Norddänemark - Das Land des Lichts

Weiße Sandstrände, traumhafte Sonnenuntergänge, das Plätschern der Wellen - das alles findet man nicht nur in der Karibik.

Der Norden Dänemarks bietet Urlaubern alles - außer tropischem Klima. Erholungssuchende finden an der Spitze Dänemarks gut 225 km weiße Sandstrände an Nord- und Ostsee vor. Im Gegensatz zu den meisten deutschen Stränden sind die dänischen jedoch nicht mit Promenaden und großen Hotels verbaut und auch die Nutzung ist nicht beschränkt. Vielerorts kann mit dem Auto auf den Strand gefahren werden. Dies erspart das mühsame Tragen von Strandutensilien und so kann auch an Regentagen einmal ein Blick auf das Meer geworfen werden.

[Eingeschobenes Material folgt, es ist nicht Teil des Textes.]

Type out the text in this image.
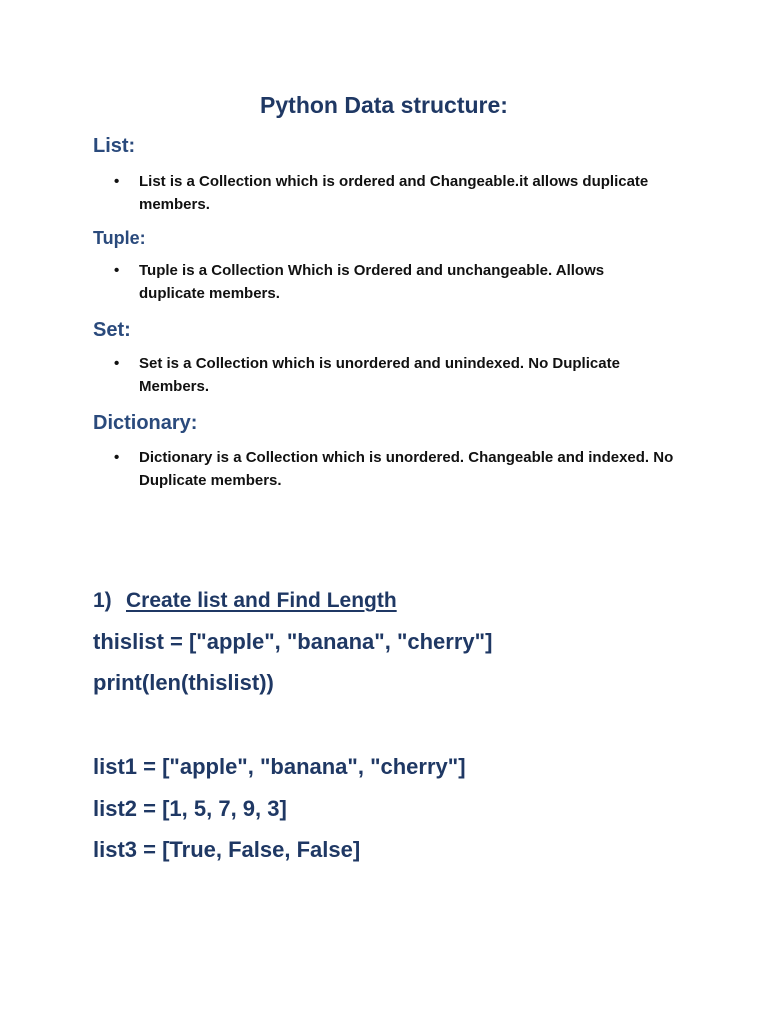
Python Data structure:
List:
•	List is a Collection which is ordered and Changeable.it allows duplicate members.
Tuple:
•	Tuple is a Collection Which is Ordered and unchangeable. Allows duplicate members.
Set:
•	Set is a Collection which is unordered and unindexed. No Duplicate Members.
Dictionary:
•	Dictionary is a Collection which is unordered. Changeable and indexed. No Duplicate members.
1) Create list and Find Length
thislist = ["apple", "banana", "cherry"]
print(len(thislist))
list1 = ["apple", "banana", "cherry"]
list2 = [1, 5, 7, 9, 3]
list3 = [True, False, False]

Wer sich nicht entscheiden kann, ob er lieber an die Nord- oder Ostsee in den Urlaub fahren möchte, landet zwangsläufig in Skagen, der nördlichsten Stadt Dänemarks. Am Grenen, der Spitze Nordjütlands, treffen beide Meere aufeinander und dies ist ein Anlaufpunkt für Touristen aus ganz Europa. Es ist immer ein Erlebnis, gleichzeitig mit einem Fuß in der Nordsee und mit dem anderen in der Ostsee zu stehen, während die Wellen zwischen den Füßen zusammenschlagen. Auch Skagen selbst ist sehenswert. Das gemütliche Städtchen mit den typischen "skagengelben" Häusern war im 19. Jahrhundert eine beliebte Künstlerkolonie und die Bilder der Skagenmaler sind heute im Skagenmuseum ausgestellt. Der Hafen mit seinem rot-weißen Häuserreihen ist eines der bekanntesten Motive Nordjütlands. Zahlreiche Fischrestaurants laden hier zum Essen mit Blick auf die im Hafenbecken dümpelnden Yachten und Segelschiffe ein.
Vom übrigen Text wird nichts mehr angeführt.